![Un technicien de laboratoire à l’hôpital général de Walikale, Il prépare les échantillons biologiques des patients et les analyse au microscope à l’aide de lames d’observation [photo d'illustration]](/sites/default/files/styles/media_interne_1280x720/public/2025-07/IMG-20250718-WA0032.jpg?itok=LtO9GkHM)
Par la Rédaction
Dans l’est de la RDC -République démocratique du Congo-, les scènes qui se répètent chaque jour dans les collines verdoyantes du territoire de Walikale témoignent d’une crise humanitaire silencieuse. Des femmes, parfois enceintes, marchent pendant des heures, voire des jours, pour atteindre l’unique hôpital général de référence de la zone. Faute de routes praticables et de véhicules motorisés accessibles, ces longues marches sont souvent leur seule option.
«Parfois, nous perdons ces mères. Car, la distance à parcourir est trop longue, leur état s’est compliqué... Lorsqu’elles arrivent, il est trop tard», confie le Dr Séraphin Kibwantu, chef du service de gynécologie et maternité à l’hôpital de Walikale. L’unique ambulance du territoire est en panne depuis plusieurs mois, et aucune alternative n’a encore été mise en place.
Depuis le début de l’année, la situation ne cesse de se dégrader. Les affrontements entre forces gouvernementales et les groupes armés, notamment le M23/AFC, ont provoqué des vagues de déplacements massifs, aggravant une insécurité alimentaire déjà critique. En mars et avril, cette recrudescence de violence a aussi fait fuir la plupart des organisations humanitaires internationales, laissant MSF -Médecins Sans Frontières- presque seule sur le terrain.
«La situation actuelle n’est pas tenable à moyen ou long terme», alerte Meaghan Hawes, coordinatrice de projet MSF à Walikale.
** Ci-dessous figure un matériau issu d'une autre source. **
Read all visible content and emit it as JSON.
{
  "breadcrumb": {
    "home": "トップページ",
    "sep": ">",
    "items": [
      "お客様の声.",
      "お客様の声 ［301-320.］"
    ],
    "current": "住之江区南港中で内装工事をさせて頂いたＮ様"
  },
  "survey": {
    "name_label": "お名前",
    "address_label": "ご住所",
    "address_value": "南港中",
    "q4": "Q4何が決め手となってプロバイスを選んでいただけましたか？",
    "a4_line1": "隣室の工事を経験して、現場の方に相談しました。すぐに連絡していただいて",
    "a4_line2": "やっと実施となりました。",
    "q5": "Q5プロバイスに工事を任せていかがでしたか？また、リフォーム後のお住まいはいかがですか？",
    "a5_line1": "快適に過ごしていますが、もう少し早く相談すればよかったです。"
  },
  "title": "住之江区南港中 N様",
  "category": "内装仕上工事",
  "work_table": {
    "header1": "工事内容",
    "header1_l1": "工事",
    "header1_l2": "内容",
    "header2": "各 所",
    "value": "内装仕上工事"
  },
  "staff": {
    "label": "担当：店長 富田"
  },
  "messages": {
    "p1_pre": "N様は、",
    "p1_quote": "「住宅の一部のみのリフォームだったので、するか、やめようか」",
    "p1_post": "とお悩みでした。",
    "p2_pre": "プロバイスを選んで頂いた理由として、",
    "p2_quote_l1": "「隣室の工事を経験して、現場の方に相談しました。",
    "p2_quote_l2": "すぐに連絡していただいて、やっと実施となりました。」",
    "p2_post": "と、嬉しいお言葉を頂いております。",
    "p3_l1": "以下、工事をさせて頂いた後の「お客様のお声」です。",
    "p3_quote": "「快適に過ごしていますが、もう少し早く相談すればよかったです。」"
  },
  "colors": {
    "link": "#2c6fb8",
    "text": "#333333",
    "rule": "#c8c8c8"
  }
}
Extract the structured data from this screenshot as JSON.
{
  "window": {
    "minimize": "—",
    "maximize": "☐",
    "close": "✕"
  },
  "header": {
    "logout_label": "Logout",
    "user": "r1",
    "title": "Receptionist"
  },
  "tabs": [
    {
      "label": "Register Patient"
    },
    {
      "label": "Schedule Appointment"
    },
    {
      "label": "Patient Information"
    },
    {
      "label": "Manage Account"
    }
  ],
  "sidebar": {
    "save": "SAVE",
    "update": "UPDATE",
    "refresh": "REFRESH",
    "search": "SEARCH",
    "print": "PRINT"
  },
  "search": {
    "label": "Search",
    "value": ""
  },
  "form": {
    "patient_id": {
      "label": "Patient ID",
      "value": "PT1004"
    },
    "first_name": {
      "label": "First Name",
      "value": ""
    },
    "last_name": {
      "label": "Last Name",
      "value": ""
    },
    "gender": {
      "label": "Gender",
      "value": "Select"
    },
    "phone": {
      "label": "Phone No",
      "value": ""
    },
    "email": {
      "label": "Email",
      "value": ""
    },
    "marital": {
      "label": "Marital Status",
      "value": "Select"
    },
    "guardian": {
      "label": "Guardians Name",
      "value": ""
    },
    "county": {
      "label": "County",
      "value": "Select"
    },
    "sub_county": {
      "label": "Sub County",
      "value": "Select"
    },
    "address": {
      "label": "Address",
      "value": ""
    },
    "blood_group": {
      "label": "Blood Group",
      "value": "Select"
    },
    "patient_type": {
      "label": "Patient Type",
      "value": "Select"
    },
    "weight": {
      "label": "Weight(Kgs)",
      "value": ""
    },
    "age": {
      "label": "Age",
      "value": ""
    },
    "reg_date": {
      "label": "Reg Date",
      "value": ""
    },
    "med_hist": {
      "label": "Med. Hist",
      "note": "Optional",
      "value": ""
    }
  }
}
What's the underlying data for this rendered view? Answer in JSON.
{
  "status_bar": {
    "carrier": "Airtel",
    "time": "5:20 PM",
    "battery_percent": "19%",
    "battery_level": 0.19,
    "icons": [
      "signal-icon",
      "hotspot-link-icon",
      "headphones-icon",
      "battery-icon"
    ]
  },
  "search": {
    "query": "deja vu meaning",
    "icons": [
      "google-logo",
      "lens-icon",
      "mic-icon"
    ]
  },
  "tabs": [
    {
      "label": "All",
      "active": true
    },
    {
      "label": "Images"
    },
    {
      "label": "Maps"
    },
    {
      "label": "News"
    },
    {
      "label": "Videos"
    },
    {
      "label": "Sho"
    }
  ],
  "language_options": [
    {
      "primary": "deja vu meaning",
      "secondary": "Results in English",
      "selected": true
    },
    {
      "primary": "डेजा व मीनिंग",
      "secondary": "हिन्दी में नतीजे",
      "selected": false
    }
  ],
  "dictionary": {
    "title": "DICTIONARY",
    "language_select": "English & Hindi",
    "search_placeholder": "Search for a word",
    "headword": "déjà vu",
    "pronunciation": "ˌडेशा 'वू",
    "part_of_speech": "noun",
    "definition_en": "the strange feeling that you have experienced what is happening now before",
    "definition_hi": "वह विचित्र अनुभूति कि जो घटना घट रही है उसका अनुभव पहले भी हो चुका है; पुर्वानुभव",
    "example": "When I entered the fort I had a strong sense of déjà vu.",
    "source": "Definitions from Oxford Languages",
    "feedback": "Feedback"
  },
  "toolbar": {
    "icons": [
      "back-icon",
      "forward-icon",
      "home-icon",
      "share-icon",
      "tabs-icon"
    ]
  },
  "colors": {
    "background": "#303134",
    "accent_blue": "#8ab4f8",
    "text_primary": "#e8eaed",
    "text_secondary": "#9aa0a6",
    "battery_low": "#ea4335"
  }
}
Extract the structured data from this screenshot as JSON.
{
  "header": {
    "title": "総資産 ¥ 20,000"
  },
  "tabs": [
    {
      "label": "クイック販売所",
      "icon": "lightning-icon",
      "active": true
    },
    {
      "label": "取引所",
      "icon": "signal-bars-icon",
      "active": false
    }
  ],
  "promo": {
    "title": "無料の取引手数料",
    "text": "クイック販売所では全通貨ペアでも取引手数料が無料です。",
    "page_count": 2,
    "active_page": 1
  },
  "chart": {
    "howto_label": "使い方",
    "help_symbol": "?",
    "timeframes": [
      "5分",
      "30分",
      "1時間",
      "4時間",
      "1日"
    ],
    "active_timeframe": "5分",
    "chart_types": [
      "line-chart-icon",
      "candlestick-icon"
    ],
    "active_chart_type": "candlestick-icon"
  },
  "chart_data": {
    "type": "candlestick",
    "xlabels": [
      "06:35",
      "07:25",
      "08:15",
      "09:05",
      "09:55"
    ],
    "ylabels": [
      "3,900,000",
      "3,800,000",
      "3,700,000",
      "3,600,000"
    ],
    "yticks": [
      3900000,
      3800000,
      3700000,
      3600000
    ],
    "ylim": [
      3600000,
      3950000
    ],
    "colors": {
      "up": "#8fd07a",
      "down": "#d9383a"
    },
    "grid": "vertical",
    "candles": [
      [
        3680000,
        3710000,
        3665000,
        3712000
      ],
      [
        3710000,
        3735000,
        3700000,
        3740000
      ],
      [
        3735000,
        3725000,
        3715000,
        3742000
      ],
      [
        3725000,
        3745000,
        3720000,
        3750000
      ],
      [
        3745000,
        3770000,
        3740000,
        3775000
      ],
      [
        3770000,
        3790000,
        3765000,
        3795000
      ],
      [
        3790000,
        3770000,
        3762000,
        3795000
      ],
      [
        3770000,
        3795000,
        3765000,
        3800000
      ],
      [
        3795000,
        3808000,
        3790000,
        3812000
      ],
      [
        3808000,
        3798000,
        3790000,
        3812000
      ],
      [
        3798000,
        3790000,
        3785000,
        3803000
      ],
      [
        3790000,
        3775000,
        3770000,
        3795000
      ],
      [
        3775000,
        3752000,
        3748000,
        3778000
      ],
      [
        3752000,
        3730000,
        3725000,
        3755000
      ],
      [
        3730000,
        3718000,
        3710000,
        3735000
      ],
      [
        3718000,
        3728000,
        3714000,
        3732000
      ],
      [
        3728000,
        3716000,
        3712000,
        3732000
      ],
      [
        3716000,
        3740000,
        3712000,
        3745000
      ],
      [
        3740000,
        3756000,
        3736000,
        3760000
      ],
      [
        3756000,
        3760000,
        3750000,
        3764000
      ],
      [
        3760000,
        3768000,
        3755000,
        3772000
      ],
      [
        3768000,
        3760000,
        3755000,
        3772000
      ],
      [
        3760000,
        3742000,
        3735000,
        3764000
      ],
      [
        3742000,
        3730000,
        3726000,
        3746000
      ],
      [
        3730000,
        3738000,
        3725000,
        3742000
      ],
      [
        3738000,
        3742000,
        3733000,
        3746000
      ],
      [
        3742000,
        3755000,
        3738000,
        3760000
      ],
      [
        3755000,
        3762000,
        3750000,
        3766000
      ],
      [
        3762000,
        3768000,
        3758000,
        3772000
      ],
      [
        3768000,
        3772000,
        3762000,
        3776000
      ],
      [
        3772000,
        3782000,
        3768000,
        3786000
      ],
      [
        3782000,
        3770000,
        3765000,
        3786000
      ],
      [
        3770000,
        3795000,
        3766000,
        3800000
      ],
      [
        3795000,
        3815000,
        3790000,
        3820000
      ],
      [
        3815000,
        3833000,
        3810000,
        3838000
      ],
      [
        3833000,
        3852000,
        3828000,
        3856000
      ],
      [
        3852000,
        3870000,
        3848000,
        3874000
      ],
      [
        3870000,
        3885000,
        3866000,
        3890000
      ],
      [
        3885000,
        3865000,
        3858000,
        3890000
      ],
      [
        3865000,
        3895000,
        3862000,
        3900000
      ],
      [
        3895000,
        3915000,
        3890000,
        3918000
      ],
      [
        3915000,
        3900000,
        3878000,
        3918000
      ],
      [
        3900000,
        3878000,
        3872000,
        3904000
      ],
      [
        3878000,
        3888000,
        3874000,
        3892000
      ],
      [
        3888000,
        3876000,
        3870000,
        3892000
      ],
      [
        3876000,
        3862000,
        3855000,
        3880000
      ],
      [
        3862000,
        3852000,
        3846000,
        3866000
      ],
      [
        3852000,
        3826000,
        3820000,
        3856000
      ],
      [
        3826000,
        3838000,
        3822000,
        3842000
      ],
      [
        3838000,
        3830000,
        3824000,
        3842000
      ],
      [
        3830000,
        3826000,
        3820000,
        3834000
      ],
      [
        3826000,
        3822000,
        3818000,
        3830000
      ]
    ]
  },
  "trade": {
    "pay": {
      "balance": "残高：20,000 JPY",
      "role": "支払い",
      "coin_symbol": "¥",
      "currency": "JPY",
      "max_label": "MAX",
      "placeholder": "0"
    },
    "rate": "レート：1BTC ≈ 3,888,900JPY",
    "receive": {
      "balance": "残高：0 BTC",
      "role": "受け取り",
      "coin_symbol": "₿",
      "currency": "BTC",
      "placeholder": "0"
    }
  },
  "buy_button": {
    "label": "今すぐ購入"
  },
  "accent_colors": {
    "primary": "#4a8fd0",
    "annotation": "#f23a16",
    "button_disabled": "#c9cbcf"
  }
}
Bien que certaines ONG locales restent actives, le retrait massif d’acteurs internationaux a fortement limité les capacités d’intervention.
Les chiffres parlent d’eux-mêmes : entre janvier et juin 2025, les admissions à l’hôpital de Walikale ont augmenté de 6,7 % par rapport à la même période en 2024. L’Unité Nutritionnelle Thérapeutique Intensive (UNTI) enregistre une hausse dramatique des cas de malnutrition : +41,3 % d’admissions, avec 12 décès d’enfants en avril et 34 en mai. Le taux d’occupation des lits dépasse régulièrement les 150%.
Dans une économie locale affaiblie par les violences, de nombreux agriculteurs ont abandonné leurs champs pour travailler dans les mines des environs. Cette migration forcée entraîne une baisse drastique de la production vivrière, faisant grimper les prix des denrées de base : +50 % pour la farine de maïs, +22 % pour les feuilles de manioc, selon MSF.
La mortalité infantile liée à la malnutrition a explosé. Au premier semestre 2025, les décès dans les 24 premières heures suivant l’admission à l’UNTI ont bondi de 88,9 %, et ceux dans les 24 à 48 heures ont augmenté de 309 % par rapport à l’an dernier. «Ces chiffres reflètent la gravité de la situation : beaucoup d’enfants arrivent à l’hôpital dans un état trop critique pour être sauvés», ajoute Hawes. «Cela souligne l’urgence d’un soutien accru.»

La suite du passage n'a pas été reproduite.